JW: Given that the Diamondbacks have had to really battle with the Giants over the last few years, I would say that they are the team we currently despise most. We play each other tough every time out and it seems like our games often come down to a battle of the bullpens. They’re exciting games and San Francisco has been our toughest competition for the last three seasons.
The Mariners’ biggest rival might be the Oakland A’s. They have similar budget constraints and market size issues as do the Mariners. They also seem to construct similar teams that tend to pitch better than they hit. The A’s are the closest team to the Mariners, too, which helps. Both teams are sort of afterthoughts year in and year out, no matter what they achieve.
DM: This may seem like a dumb question, but here in San Diego we have few legends. Tony Gwynn, Dave Winfield, Randy Jones, and that’s about it. Seattle has kind of the same thing, so what are your feelings on Ken Griffey, Jr and Edgar Martinez?
JW: Those guys are like saints in Seattle. The Kid took baseball by storm and really helped hype northwest baseball. You see, the lack of pro sports in the NW really puts the bullseye on teams like the Mariners, Blazers and Seahawks. In California, you have five hundred pro teams to split people’s attention but up north, the Mariners are a focal point and every kid I grew up with idolized Griffey. Edgar was amazing and was probably the best spokesperson ever to grace the franchise with perhaps the exception of the late Dave Niehaus. Griffey and Edgar were always the two guys you wanted to be when playing Nintendo or homerun derby in the park. Love those guys!
DM: Lastly, where do you see the Mariners and D’Backs finishing this year? Do you see hope for long term success? Are you happy with how both teams are being run?

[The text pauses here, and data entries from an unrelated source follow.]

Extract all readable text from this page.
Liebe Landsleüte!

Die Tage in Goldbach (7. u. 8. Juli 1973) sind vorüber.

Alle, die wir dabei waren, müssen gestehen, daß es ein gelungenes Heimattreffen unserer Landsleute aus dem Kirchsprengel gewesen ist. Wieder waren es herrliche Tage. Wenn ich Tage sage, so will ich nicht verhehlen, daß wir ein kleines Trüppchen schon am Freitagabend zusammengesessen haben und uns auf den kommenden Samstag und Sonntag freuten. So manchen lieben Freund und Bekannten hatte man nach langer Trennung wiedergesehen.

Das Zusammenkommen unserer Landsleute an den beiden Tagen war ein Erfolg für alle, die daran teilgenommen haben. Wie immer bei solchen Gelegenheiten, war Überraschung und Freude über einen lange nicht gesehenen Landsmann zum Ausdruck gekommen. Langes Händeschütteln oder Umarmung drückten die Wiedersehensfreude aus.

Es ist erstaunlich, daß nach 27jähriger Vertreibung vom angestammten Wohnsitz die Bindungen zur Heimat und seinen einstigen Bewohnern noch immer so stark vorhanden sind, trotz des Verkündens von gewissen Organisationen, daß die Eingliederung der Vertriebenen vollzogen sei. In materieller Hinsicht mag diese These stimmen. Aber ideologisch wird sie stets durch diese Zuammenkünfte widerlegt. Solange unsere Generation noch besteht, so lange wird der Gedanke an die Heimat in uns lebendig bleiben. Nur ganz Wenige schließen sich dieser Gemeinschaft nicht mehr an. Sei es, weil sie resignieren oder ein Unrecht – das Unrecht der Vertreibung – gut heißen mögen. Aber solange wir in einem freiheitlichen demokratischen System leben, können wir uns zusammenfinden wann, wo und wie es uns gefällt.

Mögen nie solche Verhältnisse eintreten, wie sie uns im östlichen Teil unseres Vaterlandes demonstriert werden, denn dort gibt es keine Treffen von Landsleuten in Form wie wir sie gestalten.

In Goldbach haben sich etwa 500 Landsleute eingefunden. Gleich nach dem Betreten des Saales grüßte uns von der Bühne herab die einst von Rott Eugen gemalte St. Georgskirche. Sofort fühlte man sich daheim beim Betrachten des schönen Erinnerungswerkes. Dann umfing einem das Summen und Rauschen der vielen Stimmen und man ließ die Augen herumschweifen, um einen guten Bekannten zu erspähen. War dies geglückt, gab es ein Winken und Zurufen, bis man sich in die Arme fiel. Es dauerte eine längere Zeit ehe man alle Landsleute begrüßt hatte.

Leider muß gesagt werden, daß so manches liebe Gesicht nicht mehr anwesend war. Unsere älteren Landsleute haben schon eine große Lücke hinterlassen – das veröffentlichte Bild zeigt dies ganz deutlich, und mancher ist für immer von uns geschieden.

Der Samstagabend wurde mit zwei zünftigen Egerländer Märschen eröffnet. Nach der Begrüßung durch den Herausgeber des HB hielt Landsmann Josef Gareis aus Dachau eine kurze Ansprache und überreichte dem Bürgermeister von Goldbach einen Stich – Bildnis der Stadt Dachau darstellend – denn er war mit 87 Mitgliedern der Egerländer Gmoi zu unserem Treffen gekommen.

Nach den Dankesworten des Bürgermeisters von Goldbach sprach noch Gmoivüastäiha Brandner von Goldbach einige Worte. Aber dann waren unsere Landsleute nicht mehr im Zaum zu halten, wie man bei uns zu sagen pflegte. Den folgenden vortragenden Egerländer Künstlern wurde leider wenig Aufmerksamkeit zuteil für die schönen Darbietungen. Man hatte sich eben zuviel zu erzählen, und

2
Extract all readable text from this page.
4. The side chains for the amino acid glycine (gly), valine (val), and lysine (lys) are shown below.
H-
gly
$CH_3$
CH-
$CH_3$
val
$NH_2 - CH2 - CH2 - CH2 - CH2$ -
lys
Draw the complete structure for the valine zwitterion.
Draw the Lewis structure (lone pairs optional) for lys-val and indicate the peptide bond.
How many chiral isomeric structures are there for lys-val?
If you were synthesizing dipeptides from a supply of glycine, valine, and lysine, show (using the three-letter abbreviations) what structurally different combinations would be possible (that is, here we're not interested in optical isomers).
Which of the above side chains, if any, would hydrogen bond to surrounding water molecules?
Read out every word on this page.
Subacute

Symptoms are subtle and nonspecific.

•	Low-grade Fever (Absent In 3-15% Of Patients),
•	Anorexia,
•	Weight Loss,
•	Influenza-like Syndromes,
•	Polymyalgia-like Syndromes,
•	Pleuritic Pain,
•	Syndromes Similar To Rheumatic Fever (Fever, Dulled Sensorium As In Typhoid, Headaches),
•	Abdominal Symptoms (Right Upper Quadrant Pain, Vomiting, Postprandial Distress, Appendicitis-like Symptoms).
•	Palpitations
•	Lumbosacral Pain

JW: I think the Diamondbacks have a very legitimate shot at winning the NL West. The Giants are banged up and Lincecum is not even close to the guy that led them to those titles in the past. The farm system for Arizona is promising and they are in a good position going forward with pitching depth that can be flipped for position players if need be. Also, most of the current lineup is under team control for the next two or three years, so there’s a lot of stability there and they’ve successfully avoided any albatross contracts. I like the future and think they’ll be a contender in the NL West for the foreseeable future.
The Mariners are a hot mess. Two years ago, I was so stoked and thought that guys like Smoak, Ackley and Montero would turn the corner. Instead, it’s been one disappointment after another. Danny Hutlzen’s stock has fallen some and James Paxton is looking more and more like a reliever long term. Taijuan Walker is still legit and Mike Zunino is the catcher of the future, but the team needs so much more. The fact that so many players have not progressed under the current staff suggests that there may be a very serious player development problem and I wouldn’t be shocked to see the slate get wiped clean in the next year or two. Being a Mariners fan is not easy!